CONCEPT Cited by 1 source
Warm pool instances¶
Warm pool instances are compute instances that a serverless substrate keeps alive between jobs instead of deprovisioning them immediately after a job finishes. When a new job lands, it reuses a warm instance from the pool, skipping the provisioning + boot + image pull stages of a cold start.
Warm pools are the explicit knob a serverless substrate exposes when cold-start is too expensive for a latency-sensitive workload but the platform's default behaviour is on-demand provisioning.
The trade-off¶
- Pure on-demand — no idle cost, but cold-start tax on every job.
- Warm pool — pays to keep instances alive for some retention window, then deprovisions on inactivity. Cold-start → zero while the pool is warm.
The knob is pool size and retention TTL. Larger / longer → lower cold-start probability, higher idle cost. Smaller / shorter → higher cold-start probability, lower idle cost. Tune to workload shape.
When warm pools are the right answer¶
Warm pools are the stopgap when cold-start is too expensive and other techniques fall short:
- Lazy image loading (SOCI) helps cold-start by shrinking the first-pull tax, but can't help workloads whose startup cost is dominated by runtime init (JVM warmup, Python import, model load into memory), not image fetch.
- Image-size optimisation has diminishing returns past a point.
- Warm pools skip everything by not tearing down the instance at all.
Lyft / LyftLearn 2.0 instance¶
Lyft's LyftLearn 2.0 migration onto SageMaker observed that SOCI (for SageMaker training / batch jobs) "wasn't available" at migration time, so for the most latency-sensitive workloads — models that retrain every 15 minutes — they adopted SageMaker warm pools to keep instances alive between retraining runs.
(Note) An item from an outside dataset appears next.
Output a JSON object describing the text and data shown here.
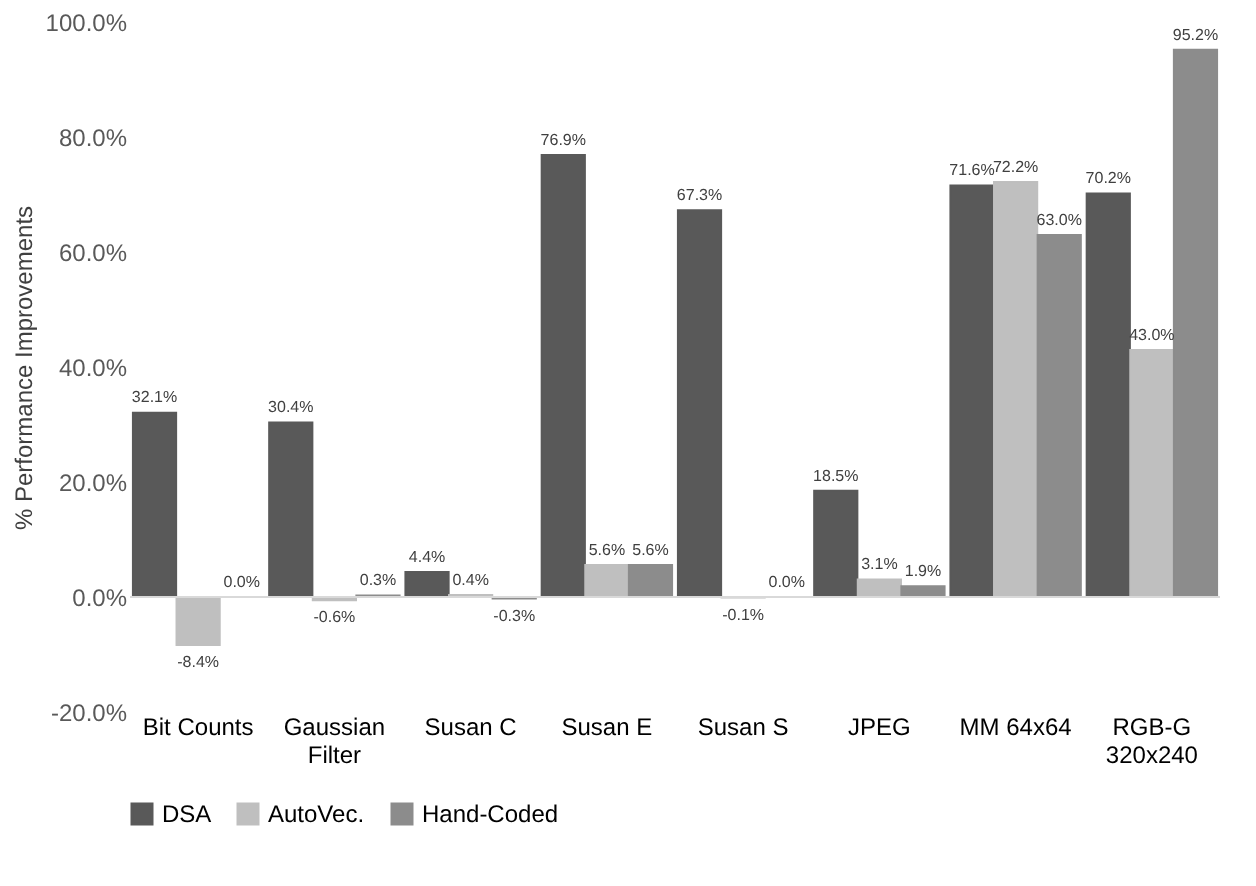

Outcome: Kubernetes-like startup latency on a fully serverless substrate, without paying for pre-warming a whole idle cluster as they had in LyftLearn 1.0 (Source: sources/2025-11-18-lyft-lyftlearn-evolution-rethinking-ml-platform-architecture).
Related pattern¶
patterns/warm-pool-zero-create-path — the generalised shape
(pre-create-and-queue instances; serve create by dequeueing),
originally documented from Fly.io Sprites. Lyft's SageMaker warm
pool is the ML-platform instance of the same shape.
Seen in¶
- sources/2025-11-18-lyft-lyftlearn-evolution-rethinking-ml-platform-architecture — Lyft used SageMaker warm pools to cover the cold-start gap for 15-minute-retrain models.